Five days after schools reopened following a two-week delay, many students remain absent, with parents and teachers attributing their absence to the trauma caused by the disaster.

A committee appointed to address the needs of families affected by the tragedy has started the process of purchasing school uniforms and books for the students.

To date, 62 bodies have been recovered following the incident, over 30 people are missing, and nearly 100 families are still living in two camps around Mai Mahiu town.

Josephat Nduru, the head teacher of Ngeya Primary School, explained that most absent students hail from the villages affected by the Mai Mahiu floods two weeks ago.

The tragedy caused them to lose their belongings, including school uniforms, books, and other essential items, preventing them from attending classes.

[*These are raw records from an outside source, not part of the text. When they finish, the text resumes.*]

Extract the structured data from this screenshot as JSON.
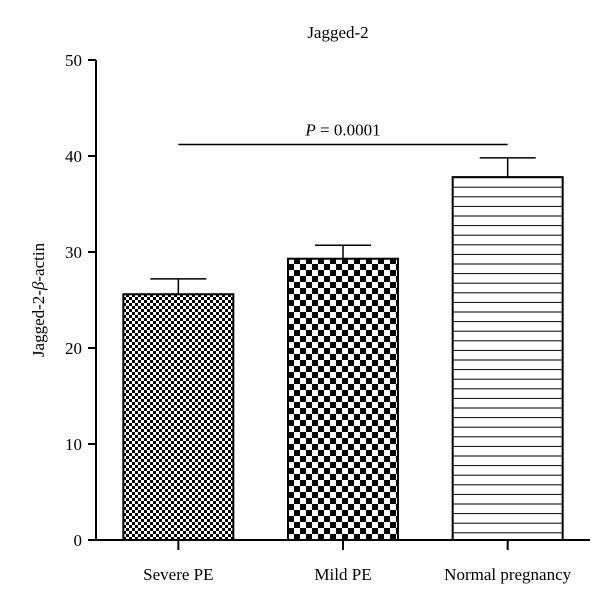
{
  "chart_data": {
    "type": "bar",
    "title": "Jagged-2",
    "xlabel": "",
    "ylabel_prefix": "Jagged-2-",
    "ylabel_symbol": "β",
    "ylabel_suffix": "-actin",
    "categories": [
      "Severe PE",
      "Mild PE",
      "Normal pregnancy"
    ],
    "values": [
      25.6,
      29.3,
      37.8
    ],
    "error_upper": [
      27.2,
      30.7,
      39.8
    ],
    "patterns": [
      "fine-checker",
      "coarse-checker",
      "horizontal-lines"
    ],
    "ylim": [
      0,
      50
    ],
    "yticks": [
      "0",
      "10",
      "20",
      "30",
      "40",
      "50"
    ],
    "annotation": {
      "label_italic": "P",
      "label_rest": " = 0.0001",
      "from_category": 0,
      "to_category": 2,
      "y_value": 41.2
    },
    "grid": false,
    "legend": "none"
  }
}
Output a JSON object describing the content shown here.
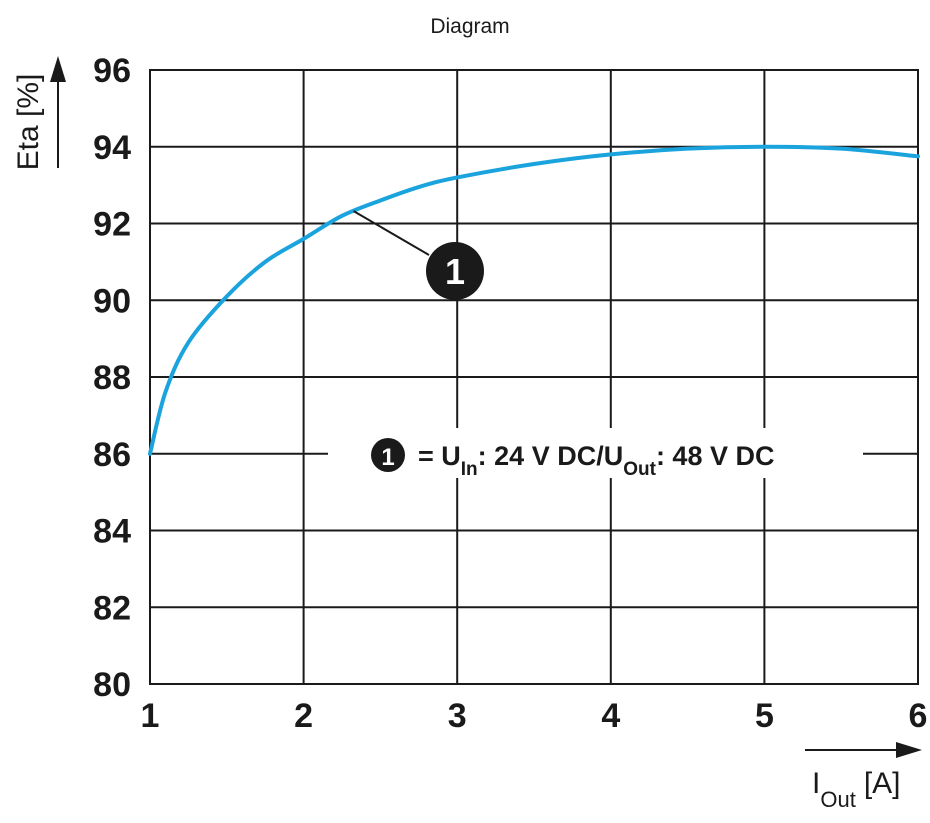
{
  "chart_data": {
    "type": "line",
    "title": "Diagram",
    "xlabel": {
      "main": "I",
      "sub": "Out",
      "unit": "[A]"
    },
    "ylabel": "Eta [%]",
    "xlim": [
      1,
      6
    ],
    "ylim": [
      80,
      96
    ],
    "x_ticks": [
      "1",
      "2",
      "3",
      "4",
      "5",
      "6"
    ],
    "y_ticks": [
      "80",
      "82",
      "84",
      "86",
      "88",
      "90",
      "92",
      "94",
      "96"
    ],
    "grid": true,
    "series": [
      {
        "color": "#1aa3dc",
        "x": [
          1.0,
          1.1,
          1.25,
          1.5,
          1.75,
          2.0,
          2.25,
          2.5,
          2.75,
          3.0,
          3.5,
          4.0,
          4.5,
          5.0,
          5.5,
          6.0
        ],
        "y": [
          86.0,
          87.6,
          88.9,
          90.1,
          91.0,
          91.6,
          92.2,
          92.6,
          92.95,
          93.2,
          93.55,
          93.8,
          93.95,
          94.0,
          93.95,
          93.75
        ]
      }
    ],
    "callout": {
      "marker": "1",
      "x": 2.3,
      "y": 92.4
    },
    "legend": {
      "marker": "1",
      "eq": "= U",
      "sub1": "In",
      "mid": ": 24 V DC/U",
      "sub2": "Out",
      "end": ": 48 V DC"
    }
  }
}
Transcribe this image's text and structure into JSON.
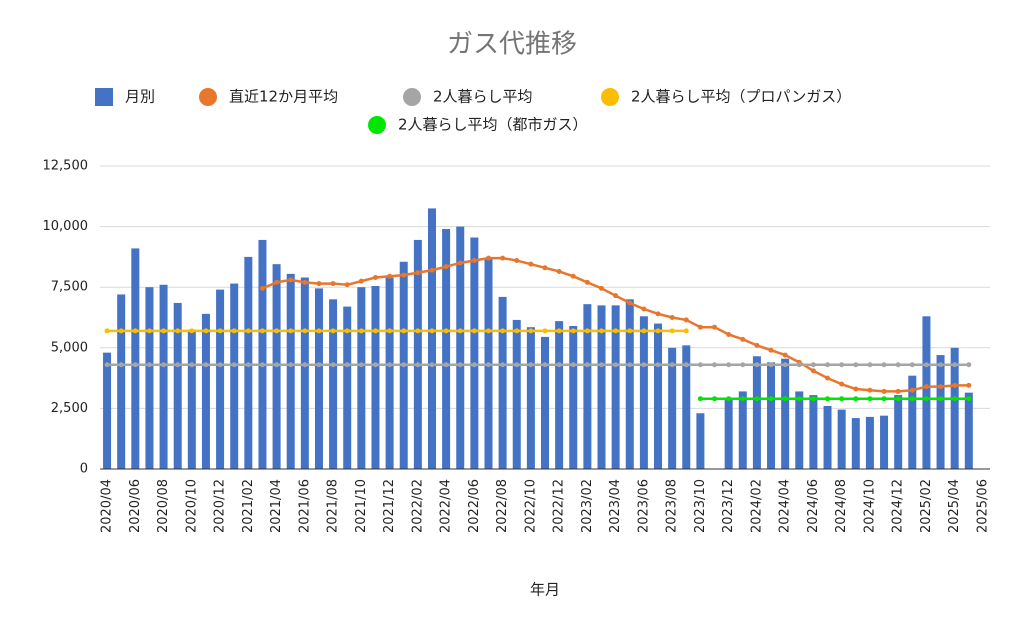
{
  "chart_data": {
    "type": "bar",
    "title": "ガス代推移",
    "x_label": "年月",
    "categories": [
      "2020/04",
      null,
      "2020/06",
      null,
      "2020/08",
      null,
      "2020/10",
      null,
      "2020/12",
      null,
      "2021/02",
      null,
      "2021/04",
      null,
      "2021/06",
      null,
      "2021/08",
      null,
      "2021/10",
      null,
      "2021/12",
      null,
      "2022/02",
      null,
      "2022/04",
      null,
      "2022/06",
      null,
      "2022/08",
      null,
      "2022/10",
      null,
      "2022/12",
      null,
      "2023/02",
      null,
      "2023/04",
      null,
      "2023/06",
      null,
      "2023/08",
      null,
      "2023/10",
      null,
      "2023/12",
      null,
      "2024/02",
      null,
      "2024/04",
      null,
      "2024/06",
      null,
      "2024/08",
      null,
      "2024/10",
      null,
      "2024/12",
      null,
      "2025/02",
      null,
      "2025/04",
      null,
      "2025/06"
    ],
    "series": [
      {
        "name": "月別",
        "kind": "bar",
        "color": "#4472c4",
        "values": [
          4800,
          7200,
          9100,
          7500,
          7600,
          6850,
          5750,
          6400,
          7400,
          7650,
          8750,
          9450,
          8450,
          8050,
          7900,
          7450,
          7000,
          6700,
          7500,
          7550,
          7900,
          8550,
          9450,
          10750,
          9900,
          10000,
          9550,
          8700,
          7100,
          6150,
          5850,
          5450,
          6100,
          5900,
          6800,
          6750,
          6750,
          7000,
          6300,
          6000,
          5000,
          5100,
          2300,
          null,
          2850,
          3200,
          4650,
          4400,
          4550,
          3200,
          3050,
          2600,
          2450,
          2100,
          2150,
          2200,
          3050,
          3850,
          6300,
          4700,
          5000,
          3150,
          null
        ]
      },
      {
        "name": "直近12か月平均",
        "kind": "line",
        "color": "#e8762c",
        "values": [
          null,
          null,
          null,
          null,
          null,
          null,
          null,
          null,
          null,
          null,
          null,
          7450,
          7700,
          7800,
          7700,
          7650,
          7650,
          7600,
          7750,
          7900,
          7950,
          8000,
          8100,
          8200,
          8350,
          8500,
          8600,
          8700,
          8700,
          8600,
          8450,
          8300,
          8150,
          7950,
          7700,
          7450,
          7150,
          6850,
          6600,
          6400,
          6250,
          6150,
          5850,
          5850,
          5550,
          5350,
          5100,
          4900,
          4700,
          4400,
          4050,
          3750,
          3500,
          3300,
          3250,
          3200,
          3200,
          3250,
          3400,
          3400,
          3450,
          3450,
          null
        ]
      },
      {
        "name": "2人暮らし平均",
        "kind": "line",
        "color": "#a5a5a5",
        "values": [
          4300,
          4300,
          4300,
          4300,
          4300,
          4300,
          4300,
          4300,
          4300,
          4300,
          4300,
          4300,
          4300,
          4300,
          4300,
          4300,
          4300,
          4300,
          4300,
          4300,
          4300,
          4300,
          4300,
          4300,
          4300,
          4300,
          4300,
          4300,
          4300,
          4300,
          4300,
          4300,
          4300,
          4300,
          4300,
          4300,
          4300,
          4300,
          4300,
          4300,
          4300,
          4300,
          4300,
          4300,
          4300,
          4300,
          4300,
          4300,
          4300,
          4300,
          4300,
          4300,
          4300,
          4300,
          4300,
          4300,
          4300,
          4300,
          4300,
          4300,
          4300,
          4300,
          null
        ]
      },
      {
        "name": "2人暮らし平均（プロパンガス）",
        "kind": "line",
        "color": "#fbbc04",
        "values": [
          5700,
          5700,
          5700,
          5700,
          5700,
          5700,
          5700,
          5700,
          5700,
          5700,
          5700,
          5700,
          5700,
          5700,
          5700,
          5700,
          5700,
          5700,
          5700,
          5700,
          5700,
          5700,
          5700,
          5700,
          5700,
          5700,
          5700,
          5700,
          5700,
          5700,
          5700,
          5700,
          5700,
          5700,
          5700,
          5700,
          5700,
          5700,
          5700,
          5700,
          5700,
          5700,
          null,
          null,
          null,
          null,
          null,
          null,
          null,
          null,
          null,
          null,
          null,
          null,
          null,
          null,
          null,
          null,
          null,
          null,
          null,
          null,
          null
        ]
      },
      {
        "name": "2人暮らし平均（都市ガス）",
        "kind": "line",
        "color": "#00e600",
        "values": [
          null,
          null,
          null,
          null,
          null,
          null,
          null,
          null,
          null,
          null,
          null,
          null,
          null,
          null,
          null,
          null,
          null,
          null,
          null,
          null,
          null,
          null,
          null,
          null,
          null,
          null,
          null,
          null,
          null,
          null,
          null,
          null,
          null,
          null,
          null,
          null,
          null,
          null,
          null,
          null,
          null,
          null,
          2900,
          2900,
          2900,
          2900,
          2900,
          2900,
          2900,
          2900,
          2900,
          2900,
          2900,
          2900,
          2900,
          2900,
          2900,
          2900,
          2900,
          2900,
          2900,
          2900,
          null
        ]
      }
    ],
    "ylim": [
      0,
      12500
    ],
    "yticks": [
      0,
      {
        "value": 2500,
        "label": "2,500"
      },
      {
        "value": 5000,
        "label": "5,000"
      },
      {
        "value": 7500,
        "label": "7,500"
      },
      {
        "value": 10000,
        "label": "10,000"
      },
      {
        "value": 12500,
        "label": "12,500"
      }
    ],
    "grid": true
  }
}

“We have over 3,000 students in this school, but over 2,000 who were affected by the dam tragedy are yet to report back as they are not mentally strong,” Nduru said.

He noted that the students are visibly traumatized, despite ongoing engagement from counselors working with the students and their parents.

Nduru called on the government to provide additional counsellors and mentors to support the teachers, who have formed a mental wellness team to address the students’ psychological needs.

Ann Wanjiru, a parent, highlighted the severe mental impact on minors, many of whom are struggling with sleep due to the trauma.

She echoed the teachers’ call for more counselling support to help the students overcome the traumatic events.

“Many of the students are not in a position to report back to class, and we are happy that teachers understand this. The only way forward is counselling,” she said.

On his part, the Naivasha Deputy County Commissioner Mutua Kisilu noted that local schools had been cleared of humanitarian activities related to the tragedy and that learning had resumed smoothly.

He appealed to well-wishers to assist flood victims in rebuilding their homes and moving away from the camps where they had been residing for over two weeks.